Almirante lamenta despromoção de base de Oeiras para comando marítimo

Base da NATO em Oeiras Direitos Reservados

Apesar de lamentar esta despromoção, Reis Rodrigues diz que «faria muito pouco sentido que o país passasse a alojar e a apoiar um comando de uma força na qual não participa».
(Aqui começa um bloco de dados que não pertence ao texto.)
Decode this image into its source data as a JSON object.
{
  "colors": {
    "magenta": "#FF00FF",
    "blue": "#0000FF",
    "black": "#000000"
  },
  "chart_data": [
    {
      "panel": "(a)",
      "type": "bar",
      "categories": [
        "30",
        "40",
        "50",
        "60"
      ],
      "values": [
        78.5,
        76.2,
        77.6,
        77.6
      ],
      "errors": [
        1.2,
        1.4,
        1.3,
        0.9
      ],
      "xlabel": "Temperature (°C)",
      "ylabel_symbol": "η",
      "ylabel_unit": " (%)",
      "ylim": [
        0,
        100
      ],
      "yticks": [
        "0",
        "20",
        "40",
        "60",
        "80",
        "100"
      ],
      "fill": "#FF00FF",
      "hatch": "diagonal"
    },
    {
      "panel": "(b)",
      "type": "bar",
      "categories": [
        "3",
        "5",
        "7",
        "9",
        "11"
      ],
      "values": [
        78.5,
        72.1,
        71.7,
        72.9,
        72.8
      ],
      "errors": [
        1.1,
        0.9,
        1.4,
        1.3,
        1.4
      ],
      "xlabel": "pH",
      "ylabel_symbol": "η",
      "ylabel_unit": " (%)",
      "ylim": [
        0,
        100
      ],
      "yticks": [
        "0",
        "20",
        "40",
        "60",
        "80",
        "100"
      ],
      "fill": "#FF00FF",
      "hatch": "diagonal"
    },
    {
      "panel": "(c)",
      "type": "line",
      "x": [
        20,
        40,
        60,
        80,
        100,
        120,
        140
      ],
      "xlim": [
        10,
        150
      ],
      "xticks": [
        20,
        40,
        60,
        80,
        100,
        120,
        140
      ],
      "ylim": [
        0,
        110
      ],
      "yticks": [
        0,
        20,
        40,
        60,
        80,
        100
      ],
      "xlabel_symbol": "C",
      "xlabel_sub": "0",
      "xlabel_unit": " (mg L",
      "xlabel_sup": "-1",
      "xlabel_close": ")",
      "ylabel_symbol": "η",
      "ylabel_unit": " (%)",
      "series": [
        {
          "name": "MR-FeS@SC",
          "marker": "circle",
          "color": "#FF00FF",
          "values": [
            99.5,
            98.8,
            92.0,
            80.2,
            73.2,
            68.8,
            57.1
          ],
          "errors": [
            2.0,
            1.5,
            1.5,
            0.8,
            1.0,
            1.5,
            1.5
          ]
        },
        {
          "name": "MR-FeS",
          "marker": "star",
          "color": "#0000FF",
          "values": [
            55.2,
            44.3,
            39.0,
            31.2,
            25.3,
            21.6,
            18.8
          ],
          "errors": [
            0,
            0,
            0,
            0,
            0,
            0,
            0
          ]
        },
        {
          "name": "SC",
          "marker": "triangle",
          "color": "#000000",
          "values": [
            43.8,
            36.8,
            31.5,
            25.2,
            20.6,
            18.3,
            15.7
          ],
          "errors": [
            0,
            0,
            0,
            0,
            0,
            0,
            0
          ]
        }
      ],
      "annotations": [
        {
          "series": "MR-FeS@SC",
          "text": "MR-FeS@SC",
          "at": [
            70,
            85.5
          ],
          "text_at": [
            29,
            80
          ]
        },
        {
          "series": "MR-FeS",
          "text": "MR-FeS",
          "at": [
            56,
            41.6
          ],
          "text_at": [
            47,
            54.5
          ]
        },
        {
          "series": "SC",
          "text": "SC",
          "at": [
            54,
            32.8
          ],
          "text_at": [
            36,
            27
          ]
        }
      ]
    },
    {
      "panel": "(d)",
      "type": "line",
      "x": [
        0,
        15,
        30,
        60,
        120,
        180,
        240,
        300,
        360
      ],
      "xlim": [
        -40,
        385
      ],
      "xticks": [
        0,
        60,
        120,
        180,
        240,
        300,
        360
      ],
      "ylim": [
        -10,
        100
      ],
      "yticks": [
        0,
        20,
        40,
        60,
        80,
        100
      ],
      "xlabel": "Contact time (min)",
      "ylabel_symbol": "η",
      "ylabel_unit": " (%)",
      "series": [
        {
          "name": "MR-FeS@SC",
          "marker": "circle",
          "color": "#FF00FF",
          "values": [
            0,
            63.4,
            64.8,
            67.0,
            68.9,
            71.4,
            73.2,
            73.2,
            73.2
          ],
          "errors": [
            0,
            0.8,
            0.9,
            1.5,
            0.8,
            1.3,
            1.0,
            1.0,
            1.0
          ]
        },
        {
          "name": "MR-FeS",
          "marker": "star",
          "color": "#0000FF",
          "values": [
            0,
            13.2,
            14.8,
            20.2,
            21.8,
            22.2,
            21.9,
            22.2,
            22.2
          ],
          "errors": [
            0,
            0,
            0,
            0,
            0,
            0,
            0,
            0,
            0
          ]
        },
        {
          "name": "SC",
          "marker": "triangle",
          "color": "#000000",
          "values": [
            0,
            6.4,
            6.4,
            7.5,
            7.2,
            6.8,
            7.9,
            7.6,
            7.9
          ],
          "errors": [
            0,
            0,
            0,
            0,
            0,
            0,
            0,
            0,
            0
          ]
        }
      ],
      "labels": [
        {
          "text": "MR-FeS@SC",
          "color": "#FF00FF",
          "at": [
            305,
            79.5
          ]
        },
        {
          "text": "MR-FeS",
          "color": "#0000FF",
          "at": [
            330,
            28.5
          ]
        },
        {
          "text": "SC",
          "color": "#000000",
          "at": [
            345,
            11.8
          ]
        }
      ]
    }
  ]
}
O almirante Reis Rodrigues, antigo vice-chefe do Estado-maior da Armada, lamentou a despromoção da base da Oeiras da NATO para comando marítimo e defendeu que a haver uma força naval da NATO deveria incluir meios portugueses.

Para este militar, que chegou a comandar a base de Oeiras, «faria muito pouco sentido que o país passasse a alojar e a apoiar um comando de uma força na qual não participa», problema que acha que vai acabar por se pôr.

«Portugal sempre participou nas forças navais da NATO e terá de arranjar maneira também de contribuir, porque doutra forma não parece fazer sentido associar Portugal a este comando».

Reis Rodrigues indicou ainda que preferia que o comando conjunto fosse mantido, até por causa das razões apresentadas por Portugal de que a manutenção deste comando significaria uma «janela da NATO virada para o Atlântico Sul, onde se conciliam interesses de vários países-membros da NATO».

«Nestas coisas, há sempre um jogo de influências e interesses que têm de ser ponderados globalmente. Prevaleceram outros interesses. Não acho que seja uma coisa que não se possa compreender com alguma facilidade», sublinhou.